Benefits

Incentives, Communication Increase Wellness Program ROI

September 6, 2012 (PLANSPONSOR.com) – Most employers that have analyzed the financial impacts of their wellness programs have found $1 to $3 decreases in their overall health care costs for every dollar spent.

By Rebecca Moore editors@plansponsor.com | September 06, 2012

According to the report by the International Foundation of Employee Benefit Plans (IFEBP), titled “A Closer Look: Wellness ROI,” wellness program incentives such as insurance premium reductions and communications tools like web links and social networks are used more by organizations that are achieving positive returns on their wellness investment.  
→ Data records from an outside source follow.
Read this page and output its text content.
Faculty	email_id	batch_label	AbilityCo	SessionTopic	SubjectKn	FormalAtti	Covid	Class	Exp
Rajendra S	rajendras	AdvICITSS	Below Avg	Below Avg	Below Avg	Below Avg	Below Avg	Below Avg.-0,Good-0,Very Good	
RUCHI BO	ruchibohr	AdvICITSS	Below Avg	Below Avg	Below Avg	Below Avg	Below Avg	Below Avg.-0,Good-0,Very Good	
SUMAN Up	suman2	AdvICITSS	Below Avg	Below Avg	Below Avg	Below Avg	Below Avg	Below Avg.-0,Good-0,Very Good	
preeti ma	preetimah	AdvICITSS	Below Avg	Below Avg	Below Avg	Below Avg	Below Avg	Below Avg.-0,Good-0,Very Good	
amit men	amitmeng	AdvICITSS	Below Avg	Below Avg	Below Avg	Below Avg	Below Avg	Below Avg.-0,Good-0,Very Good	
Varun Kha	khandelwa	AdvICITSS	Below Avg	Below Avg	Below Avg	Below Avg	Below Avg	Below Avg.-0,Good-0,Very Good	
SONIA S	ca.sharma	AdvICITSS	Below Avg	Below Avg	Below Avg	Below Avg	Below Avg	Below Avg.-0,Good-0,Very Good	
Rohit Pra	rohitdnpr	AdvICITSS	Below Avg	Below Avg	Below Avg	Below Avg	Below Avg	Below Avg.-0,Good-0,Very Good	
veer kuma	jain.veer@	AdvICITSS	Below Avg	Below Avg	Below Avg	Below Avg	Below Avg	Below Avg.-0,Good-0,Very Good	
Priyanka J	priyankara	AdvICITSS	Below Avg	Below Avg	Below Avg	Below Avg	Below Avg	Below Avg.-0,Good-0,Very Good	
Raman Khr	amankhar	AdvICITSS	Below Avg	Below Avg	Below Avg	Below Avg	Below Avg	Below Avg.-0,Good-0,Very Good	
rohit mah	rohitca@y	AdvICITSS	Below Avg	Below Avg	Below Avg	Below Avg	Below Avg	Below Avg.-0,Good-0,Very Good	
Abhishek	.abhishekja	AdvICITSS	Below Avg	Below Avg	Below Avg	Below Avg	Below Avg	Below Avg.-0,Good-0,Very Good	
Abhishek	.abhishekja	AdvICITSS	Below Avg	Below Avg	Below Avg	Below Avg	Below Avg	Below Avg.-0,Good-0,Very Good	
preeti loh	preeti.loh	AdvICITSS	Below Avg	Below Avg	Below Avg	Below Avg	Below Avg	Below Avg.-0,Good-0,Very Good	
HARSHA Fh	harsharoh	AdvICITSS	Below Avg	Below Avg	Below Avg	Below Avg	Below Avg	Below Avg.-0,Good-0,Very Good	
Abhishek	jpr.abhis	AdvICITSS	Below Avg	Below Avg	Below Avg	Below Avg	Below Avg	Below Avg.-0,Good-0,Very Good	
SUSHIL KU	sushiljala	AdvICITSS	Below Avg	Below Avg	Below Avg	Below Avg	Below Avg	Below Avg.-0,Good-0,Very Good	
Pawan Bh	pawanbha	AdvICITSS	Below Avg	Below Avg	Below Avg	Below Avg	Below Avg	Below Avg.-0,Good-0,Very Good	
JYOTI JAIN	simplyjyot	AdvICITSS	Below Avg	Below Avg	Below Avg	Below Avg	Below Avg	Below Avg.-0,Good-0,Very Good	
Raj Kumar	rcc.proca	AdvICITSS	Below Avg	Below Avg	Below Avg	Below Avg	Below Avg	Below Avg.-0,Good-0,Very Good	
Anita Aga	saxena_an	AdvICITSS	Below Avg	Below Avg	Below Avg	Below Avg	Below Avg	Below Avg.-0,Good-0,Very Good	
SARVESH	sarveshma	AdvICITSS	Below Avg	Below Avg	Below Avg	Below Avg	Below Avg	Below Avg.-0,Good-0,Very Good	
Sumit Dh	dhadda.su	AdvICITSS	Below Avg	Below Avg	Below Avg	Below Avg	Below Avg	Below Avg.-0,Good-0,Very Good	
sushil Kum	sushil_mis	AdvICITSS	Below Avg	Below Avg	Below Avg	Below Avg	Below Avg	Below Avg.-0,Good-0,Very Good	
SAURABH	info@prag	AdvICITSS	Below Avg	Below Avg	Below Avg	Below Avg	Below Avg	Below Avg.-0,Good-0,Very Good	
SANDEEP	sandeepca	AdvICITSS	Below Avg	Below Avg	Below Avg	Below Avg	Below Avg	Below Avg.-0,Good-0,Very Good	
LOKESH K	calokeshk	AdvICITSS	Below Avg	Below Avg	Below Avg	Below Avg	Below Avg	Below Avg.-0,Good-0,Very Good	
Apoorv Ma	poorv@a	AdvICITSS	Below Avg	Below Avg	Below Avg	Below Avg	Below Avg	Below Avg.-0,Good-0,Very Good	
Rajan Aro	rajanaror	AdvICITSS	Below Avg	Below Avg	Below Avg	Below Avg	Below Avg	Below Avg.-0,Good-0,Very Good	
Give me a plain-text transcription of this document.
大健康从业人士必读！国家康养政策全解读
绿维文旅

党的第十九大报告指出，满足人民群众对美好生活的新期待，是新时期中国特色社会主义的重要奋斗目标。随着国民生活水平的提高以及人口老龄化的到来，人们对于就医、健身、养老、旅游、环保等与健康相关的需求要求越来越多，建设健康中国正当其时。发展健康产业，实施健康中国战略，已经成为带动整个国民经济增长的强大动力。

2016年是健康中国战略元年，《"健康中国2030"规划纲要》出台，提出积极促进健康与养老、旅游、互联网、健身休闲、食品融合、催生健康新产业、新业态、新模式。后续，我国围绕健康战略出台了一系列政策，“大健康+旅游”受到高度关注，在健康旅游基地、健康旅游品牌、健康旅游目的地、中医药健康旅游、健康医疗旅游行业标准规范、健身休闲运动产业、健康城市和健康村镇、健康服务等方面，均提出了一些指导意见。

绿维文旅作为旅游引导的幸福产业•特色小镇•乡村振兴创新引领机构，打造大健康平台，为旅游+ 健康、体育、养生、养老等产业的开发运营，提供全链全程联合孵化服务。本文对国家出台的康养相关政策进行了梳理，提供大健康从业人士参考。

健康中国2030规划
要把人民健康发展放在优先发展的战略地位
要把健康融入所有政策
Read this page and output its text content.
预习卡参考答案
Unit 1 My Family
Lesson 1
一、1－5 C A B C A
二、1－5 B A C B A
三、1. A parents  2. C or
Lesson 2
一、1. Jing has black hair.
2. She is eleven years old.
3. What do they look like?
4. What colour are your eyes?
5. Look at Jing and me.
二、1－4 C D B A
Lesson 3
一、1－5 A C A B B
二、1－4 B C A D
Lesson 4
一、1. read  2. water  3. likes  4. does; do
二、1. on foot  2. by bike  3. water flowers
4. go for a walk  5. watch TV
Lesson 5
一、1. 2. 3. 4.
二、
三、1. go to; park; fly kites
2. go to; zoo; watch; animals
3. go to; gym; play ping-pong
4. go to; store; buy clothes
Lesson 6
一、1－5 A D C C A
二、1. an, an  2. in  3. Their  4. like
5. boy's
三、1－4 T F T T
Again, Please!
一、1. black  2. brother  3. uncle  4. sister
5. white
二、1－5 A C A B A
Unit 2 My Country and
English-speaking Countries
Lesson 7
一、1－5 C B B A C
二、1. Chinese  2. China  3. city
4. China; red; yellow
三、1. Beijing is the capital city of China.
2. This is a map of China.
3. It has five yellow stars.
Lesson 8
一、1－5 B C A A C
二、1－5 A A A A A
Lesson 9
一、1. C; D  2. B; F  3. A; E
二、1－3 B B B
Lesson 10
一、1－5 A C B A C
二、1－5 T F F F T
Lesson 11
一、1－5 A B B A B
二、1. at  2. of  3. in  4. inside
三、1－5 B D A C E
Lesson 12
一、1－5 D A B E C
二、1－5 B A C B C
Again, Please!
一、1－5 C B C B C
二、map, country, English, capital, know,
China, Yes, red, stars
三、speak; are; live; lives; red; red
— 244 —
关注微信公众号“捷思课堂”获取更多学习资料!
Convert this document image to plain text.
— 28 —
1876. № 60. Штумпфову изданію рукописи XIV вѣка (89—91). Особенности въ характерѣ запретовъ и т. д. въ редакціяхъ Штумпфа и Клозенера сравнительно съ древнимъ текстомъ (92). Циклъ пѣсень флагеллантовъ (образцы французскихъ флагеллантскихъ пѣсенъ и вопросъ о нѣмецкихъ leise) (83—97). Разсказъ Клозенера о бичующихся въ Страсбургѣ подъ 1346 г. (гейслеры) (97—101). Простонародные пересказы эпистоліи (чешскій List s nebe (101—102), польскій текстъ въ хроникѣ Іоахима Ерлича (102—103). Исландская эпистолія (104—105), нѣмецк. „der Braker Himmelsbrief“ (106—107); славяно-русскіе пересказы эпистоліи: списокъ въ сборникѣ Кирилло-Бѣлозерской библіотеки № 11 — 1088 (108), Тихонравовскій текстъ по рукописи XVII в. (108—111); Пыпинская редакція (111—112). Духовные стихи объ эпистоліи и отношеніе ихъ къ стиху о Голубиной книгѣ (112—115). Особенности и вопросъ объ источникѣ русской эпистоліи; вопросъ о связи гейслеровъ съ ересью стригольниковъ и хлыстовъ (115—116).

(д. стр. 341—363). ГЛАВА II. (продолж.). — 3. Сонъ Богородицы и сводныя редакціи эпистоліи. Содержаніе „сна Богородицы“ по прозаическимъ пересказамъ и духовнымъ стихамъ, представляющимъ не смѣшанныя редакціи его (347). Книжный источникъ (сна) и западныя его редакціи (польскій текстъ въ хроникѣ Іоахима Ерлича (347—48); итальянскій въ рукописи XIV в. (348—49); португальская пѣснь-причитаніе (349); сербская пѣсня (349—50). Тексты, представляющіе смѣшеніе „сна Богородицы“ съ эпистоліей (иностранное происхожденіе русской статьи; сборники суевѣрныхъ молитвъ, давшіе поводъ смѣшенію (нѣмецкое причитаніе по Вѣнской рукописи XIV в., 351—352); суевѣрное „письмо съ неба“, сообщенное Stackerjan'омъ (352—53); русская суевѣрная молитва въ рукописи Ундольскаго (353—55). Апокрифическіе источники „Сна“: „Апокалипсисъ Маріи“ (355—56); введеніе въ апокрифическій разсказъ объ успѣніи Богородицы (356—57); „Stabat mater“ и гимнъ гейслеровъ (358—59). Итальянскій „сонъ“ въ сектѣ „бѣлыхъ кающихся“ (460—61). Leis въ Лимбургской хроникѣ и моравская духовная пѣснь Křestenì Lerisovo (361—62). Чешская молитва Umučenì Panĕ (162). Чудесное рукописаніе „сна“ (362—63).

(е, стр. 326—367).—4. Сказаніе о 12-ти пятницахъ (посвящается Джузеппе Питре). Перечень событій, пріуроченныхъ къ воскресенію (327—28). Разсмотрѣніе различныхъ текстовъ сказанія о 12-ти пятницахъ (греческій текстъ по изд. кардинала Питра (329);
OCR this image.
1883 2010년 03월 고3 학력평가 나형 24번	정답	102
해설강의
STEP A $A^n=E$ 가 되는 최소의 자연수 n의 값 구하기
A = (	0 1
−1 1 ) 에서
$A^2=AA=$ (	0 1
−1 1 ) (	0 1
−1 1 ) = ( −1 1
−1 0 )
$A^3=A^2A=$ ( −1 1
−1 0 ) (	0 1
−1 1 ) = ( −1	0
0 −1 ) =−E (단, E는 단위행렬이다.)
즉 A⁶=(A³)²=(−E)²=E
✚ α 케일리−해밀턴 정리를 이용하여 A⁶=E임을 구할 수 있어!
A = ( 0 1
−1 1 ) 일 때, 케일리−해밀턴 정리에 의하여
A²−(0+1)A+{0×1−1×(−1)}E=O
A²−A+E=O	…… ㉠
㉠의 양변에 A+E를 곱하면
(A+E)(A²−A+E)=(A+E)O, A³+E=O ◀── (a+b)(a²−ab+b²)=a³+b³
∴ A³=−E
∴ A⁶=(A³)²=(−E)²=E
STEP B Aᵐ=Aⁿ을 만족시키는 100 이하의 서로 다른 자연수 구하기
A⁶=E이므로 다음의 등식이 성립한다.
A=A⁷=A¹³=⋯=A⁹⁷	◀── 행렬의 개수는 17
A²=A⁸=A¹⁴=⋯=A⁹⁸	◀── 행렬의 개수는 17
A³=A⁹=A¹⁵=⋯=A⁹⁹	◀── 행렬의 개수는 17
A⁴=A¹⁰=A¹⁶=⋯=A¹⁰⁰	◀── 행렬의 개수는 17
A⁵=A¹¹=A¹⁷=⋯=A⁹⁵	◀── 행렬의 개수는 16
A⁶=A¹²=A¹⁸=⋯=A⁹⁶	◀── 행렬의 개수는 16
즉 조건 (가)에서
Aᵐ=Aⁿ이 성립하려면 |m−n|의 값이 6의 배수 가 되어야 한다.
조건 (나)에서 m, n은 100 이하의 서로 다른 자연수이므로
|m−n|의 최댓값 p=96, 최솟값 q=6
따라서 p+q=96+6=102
“While only 19% of our members are analyzing the financial data of their wellness programs, the data gives us insights regarding initiatives in their programs that are successful, and may provide a blueprint for other organizations in developing or improving their own wellness campaigns,” said Michael Wilson, IFEBP CEO. The Foundation divided the respondents of the survey into two groups, the ROI group and the non-ROI group, based on whether they measured and achieved positive returns.   

Insurance premium reductions for participation in wellness programs accounted for the biggest difference between the two groups, with 49% of the ROI group providing this incentive as opposed to just 29% of the non-ROI group. Other popular incentives included gift cards and non-cash rewards/prizes/raffles. Those in the ROI group were also more likely than their counterparts to attach incentives to specific types of initiatives such as health screenings (65% vs. 43%), health risk assessments (74% vs. 51%) and health care coaches/advocates (43% vs. 22%). Participation among members of organizations in the ROI group increased dramatically when incentives were tied to health screenings and health risk assessments.

Communication was one of the most frequently cited reasons for achieving positive ROI given by organizations in the open-ended response section of the survey. Organizations experiencing ROI were more likely than the non-ROI group to provide most types of wellness information and electronic communications such as web links (43% vs. 32%), social networks (18% vs. 9%) and wellness seminars and speakers (65% vs. 45%).
  

The survey, completed by members of the International Foundation, found that nearly 74% of organizations experiencing ROI are more likely to have a broader value-based health care strategy that offers initiatives such as health screenings, stress management programs, health risk assessments and fitness and nutrition programs, compared to 45% of the non-ROI group.